3. Conversely, Obama is an overrated communicator who’s not very good with facts.

Obama’s policy knowledge did not appear nearly as deep as Romney’s. Obama kept going back to the well, citing the $5 trillion tax cut Romney allegedly wants even after Romney vigorously and convincingly repeated it.

Then he completely lost the plot on health care, claiming that Paul Ryan’s Medicare plan would increase costs for seniors by $6,000 even though that figure is based on a dodgy study of an outdated version of the Ryan plan. In fact, Ryan’s plan was specifically altered to address this exact criticism. (John McCormack explains why the figure is bunk here.) Then Obama cited how the government was modeling health care programs after successful private sector organizations such as the Cleveland Clinic that save money by integrating health care services. However, even though the Cleveland Clinic was one of the models for the Accountable Care Organizations (ACOs) program being set up through Obamacare, the Cleveland Clinic has explicitly rejected the program—as have the other organizations often cited as ACO models, including the Mayo Clinic. “Officials at those tightly organized institutions have so many concerns with the proposed rule to create ACOs that they doubt that they will participate,” reported CQ last year.

Romney campaign health care policy adviser and a former top Department of Health and Human Services official, Tevi Troy, was stunned by how bad Obama’s answers were on health care.

“Obama didn't even explain his plan well. He couldn't even use the word ‘exchanges’, he called them group health plans or something. He seemed very out of it on health care,” he told THE WEEKLY STANDARD. Troy also notes that he wasn’t able to effectively challenge Romney on health care, either. “It seemed like Obama set him up with a big fat softball, where he said, 'Well, Governor Romney you did the same thing in Massachusetts’ and Romney was ready. Anybody who's followed this race knows what Romney's going to say to that. ‘I didn't raise taxes, I didn't cut Medicare,’ and he added this new point—‘I did it in a bipartisan way.’ Obama had never even heard this was a possible response. I don't know what John Kerry was doing in debate prep.”

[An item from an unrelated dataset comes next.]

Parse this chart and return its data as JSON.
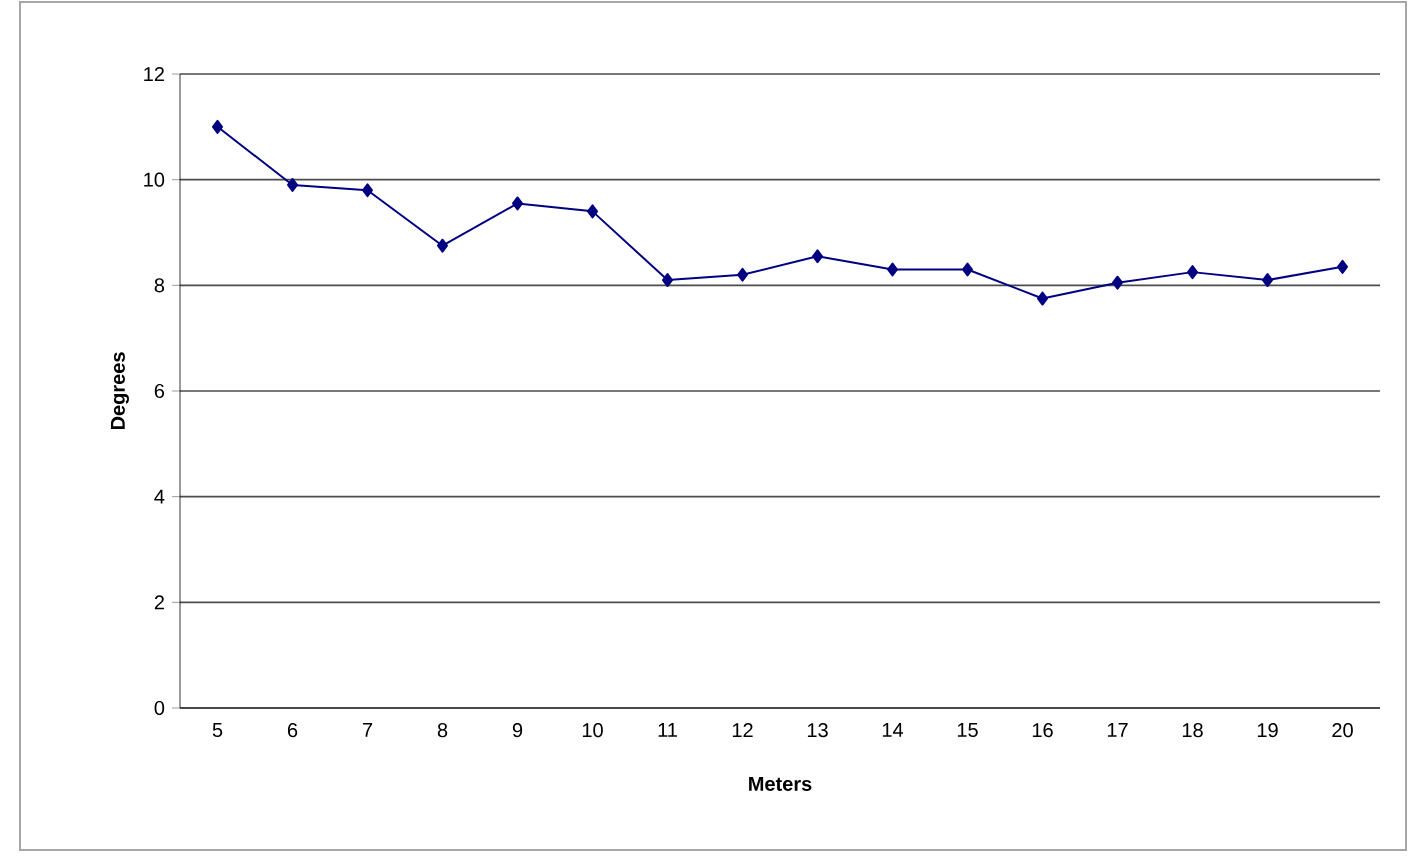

Former Democratic congressman and Romney supporter Artur Davis was even more direct about the problem. “President Obama is supposed to be greatest communicator in American politics, but you can't be a great communicator unless you have great things to communicate. The reality is that President Obama struggled tonight because his his record has struggled.”

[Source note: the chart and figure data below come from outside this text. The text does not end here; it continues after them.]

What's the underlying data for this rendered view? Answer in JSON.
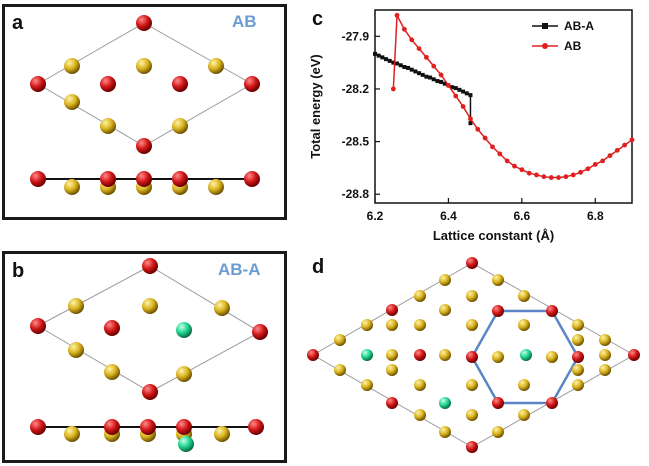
{
  "panels": {
    "a": {
      "letter": "a",
      "tag": "AB"
    },
    "b": {
      "letter": "b",
      "tag": "AB-A"
    },
    "c": {
      "letter": "c"
    },
    "d": {
      "letter": "d"
    }
  },
  "colors": {
    "red_atom": "#d11616",
    "yellow_atom": "#d8b21e",
    "green_atom": "#1ed48e",
    "hexagon": "#5b86c5",
    "series_ab": "#e02020",
    "series_aba": "#111111"
  },
  "chart_data": {
    "type": "line",
    "xlabel": "Lattice constant (Å)",
    "ylabel": "Total energy (eV)",
    "xlim": [
      6.2,
      6.9
    ],
    "ylim": [
      -28.85,
      -27.75
    ],
    "x_ticks": [
      "6.2",
      "6.4",
      "6.6",
      "6.8"
    ],
    "y_ticks": [
      "-27.9",
      "-28.2",
      "-28.5",
      "-28.8"
    ],
    "legend_position": "top-right",
    "series": [
      {
        "name": "AB-A",
        "color": "#111111",
        "marker": "square",
        "x": [
          6.2,
          6.21,
          6.22,
          6.23,
          6.24,
          6.25,
          6.26,
          6.27,
          6.28,
          6.29,
          6.3,
          6.31,
          6.32,
          6.33,
          6.34,
          6.35,
          6.36,
          6.37,
          6.38,
          6.39,
          6.4,
          6.41,
          6.42,
          6.43,
          6.44,
          6.45,
          6.46,
          6.46
        ],
        "y": [
          -28.0,
          -28.01,
          -28.02,
          -28.03,
          -28.04,
          -28.05,
          -28.055,
          -28.065,
          -28.075,
          -28.08,
          -28.09,
          -28.1,
          -28.11,
          -28.12,
          -28.13,
          -28.135,
          -28.145,
          -28.155,
          -28.16,
          -28.17,
          -28.18,
          -28.19,
          -28.195,
          -28.205,
          -28.215,
          -28.225,
          -28.235,
          -28.395
        ]
      },
      {
        "name": "AB",
        "color": "#e02020",
        "marker": "circle",
        "x": [
          6.25,
          6.26,
          6.28,
          6.3,
          6.32,
          6.34,
          6.36,
          6.38,
          6.4,
          6.42,
          6.44,
          6.46,
          6.48,
          6.5,
          6.52,
          6.54,
          6.56,
          6.58,
          6.6,
          6.62,
          6.64,
          6.66,
          6.68,
          6.7,
          6.72,
          6.74,
          6.76,
          6.78,
          6.8,
          6.82,
          6.84,
          6.86,
          6.88,
          6.9
        ],
        "y": [
          -28.2,
          -27.78,
          -27.86,
          -27.92,
          -27.97,
          -28.02,
          -28.07,
          -28.12,
          -28.18,
          -28.24,
          -28.3,
          -28.37,
          -28.43,
          -28.48,
          -28.53,
          -28.57,
          -28.61,
          -28.64,
          -28.66,
          -28.68,
          -28.69,
          -28.7,
          -28.705,
          -28.705,
          -28.7,
          -28.69,
          -28.675,
          -28.655,
          -28.63,
          -28.61,
          -28.58,
          -28.55,
          -28.52,
          -28.49
        ]
      }
    ]
  }
}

4. Even the Obama camp is more or less conceding it was a beatdown.

You would expect a gleeful GOP after the debate, and they did not disappoint. Davis was bold in declaring victory. “This was the best performance by a political candidate in a debate since Bill Clinton in 1992, so I'm being perfectly bipartisan about this,” he said. “For people who love to score these things like ball games, Mitt Romney pitched a shutout tonight.”

Now you expect even the newly minted Republicans in spin alley to be doing about 30,000 r.p.m. after an event like this. What is telling is that Obama surrogates were alternately candid and unconvincing. Asked by reporters about whether Obama came off as too “professorial” and aloof during tonight’s debate, Obama senior adviser David Axelrod said, “I’ll leave that to the theater critics.”

Obama senior adviser David Plouffe was asked if he thought the debate was a “defining moment.” He responded, “We don’t believe in defining moments.” Which is odd, because they thought that Mitt Romney’s off-the-record comments at a private fundraiser were such a defining moment they’re now running millions of dollars worth of ads based on them.

But perhaps the biggest admissions of defeat were non-verbal. As the clamor in the press room wound down, nearly a dozen Romney surrogates were still chewing reporter’s ears off in spin alley, while Axelrod was the only Democrat left talking to reporters.

Davis noticed an even bigger tell. “Any politician who's been on a debate stage knows that the guy who lost is the first one to get off the stage,” he said. “Barack Obama got off that stage as quickly as he could tonight.”